La campanella d’inizio anno è suonata. E l’alunno Giovanni Floris ha preso posto tra i banchi del palinsesto desideroso di affermarsi come il primo della classe. Tornando su La7 con diMartedì, l’occhialuto conduttore non si è limitato ad eseguire il compitino assegnatogli dal preside Urbano Cairo (già svolto egregiamente nella passata stagione) ma si è spinto oltre, mettendo mano al format. Nel suo programma, infatti, la componente del dibattito è stata ridotta all’osso per lasciare posto ad interviste singole. Lo studente si è applicato: vediamo ora come giudicarlo.

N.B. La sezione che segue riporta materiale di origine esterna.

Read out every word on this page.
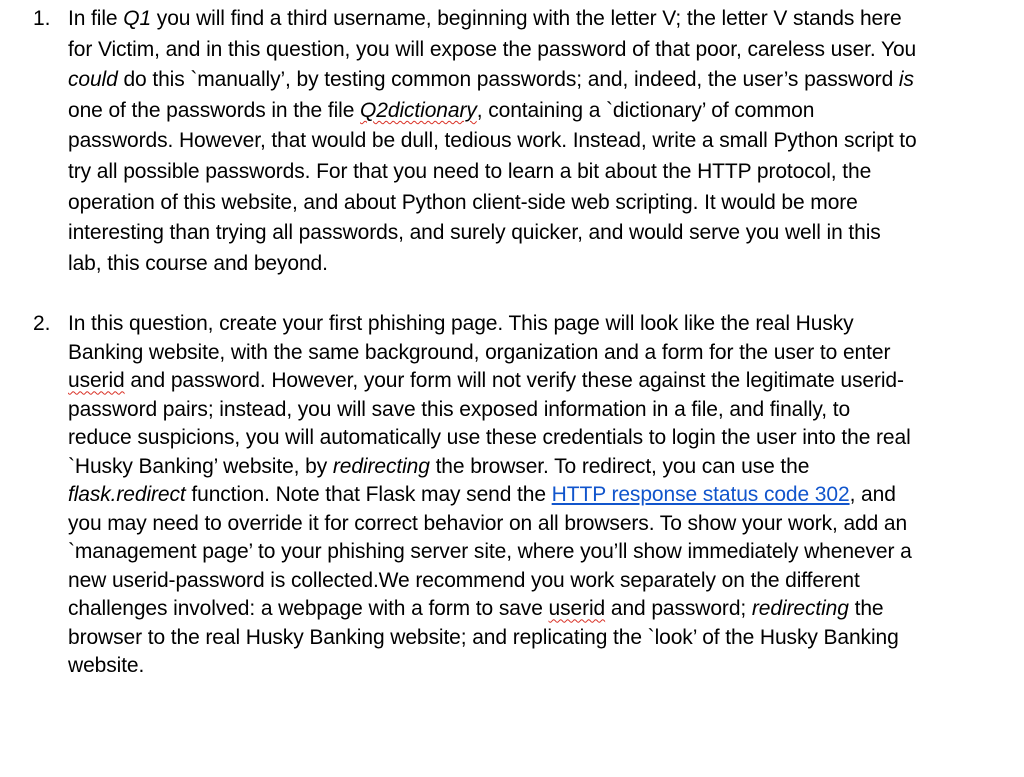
1. In file Q1 you will find a third username, beginning with the letter V; the letter V stands here for Victim, and in this question, you will expose the password of that poor, careless user. You could do this `manually’, by testing common passwords; and, indeed, the user’s password is one of the passwords in the file Q2dictionary, containing a `dictionary’ of common passwords. However, that would be dull, tedious work. Instead, write a small Python script to try all possible passwords. For that you need to learn a bit about the HTTP protocol, the operation of this website, and about Python client-side web scripting. It would be more interesting than trying all passwords, and surely quicker, and would serve you well in this lab, this course and beyond.

2. In this question, create your first phishing page. This page will look like the real Husky Banking website, with the same background, organization and a form for the user to enter userid and password. However, your form will not verify these against the legitimate userid-password pairs; instead, you will save this exposed information in a file, and finally, to reduce suspicions, you will automatically use these credentials to login the user into the real `Husky Banking’ website, by redirecting the browser. To redirect, you can use the flask.redirect function. Note that Flask may send the HTTP response status code 302, and you may need to override it for correct behavior on all browsers. To show your work, add an `management page’ to your phishing server site, where you’ll show immediately whenever a new userid-password is collected.We recommend you work separately on the different challenges involved: a webpage with a form to save userid and password; redirecting the browser to the real Husky Banking website; and replicating the `look’ of the Husky Banking website.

Al netto della prima puntata, la scelta di cadenzare la serata con una serie di faccia a faccia (tutti con ospiti di rilievo) ci è parsa astuta. Ma anche rischiosa. Infatti, se da una parte le interviste garantiscono un confronto pacato e più proficuo dei chiassosi dibattiti, dall’altra esse sottraggono spazio al plurale confronto delle idee. La riuscita delle conversazioni vis-à-vis, inoltre, è tutta affidata alla sensibilità del conduttore, il quale sceglie il tenore delle domande. Ieri, ad esempio, Floris è parso incalzante con il sindaco Marino e meno con la Presidente Boldrini (sebbene gli spunti non mancassero affatto).
Va comunque precisato che a diMartedì il talk non è del tutto sparito. Semmai è stato destrutturato e frammentato: i momenti di confronto prevedono ora la partecipazione di pochi interlocutori. E questo ci piace. Per dibattere sull’attualità, infatti, non servono ampi consessi ma ospiti mirati e adatti all’argomento. I cambiamenti operati quest’anno a diMartedì (tra cui annoveriamo anche un efficace riassetto dello studio e un nuovo regista) sembrano andare verso un’unica direzione: quella di attribuire un profilo alto al programma. Valuteremo più avanti i risultati.
Non possiamo che leggere in tale ottica anche la scelta di concludere la puntata di ieri con pregevole servizio sui giardini del Quirinale condotto dallo stesso Floris.
Per le prossime puntate auspichiamo un perfezionamento alla scaletta: vanno bene l’agilità e il ritmo, ma l’effetto mordi e fuggi (ravvisato soprattutto nelle interviste) nuoce all’approfondimento.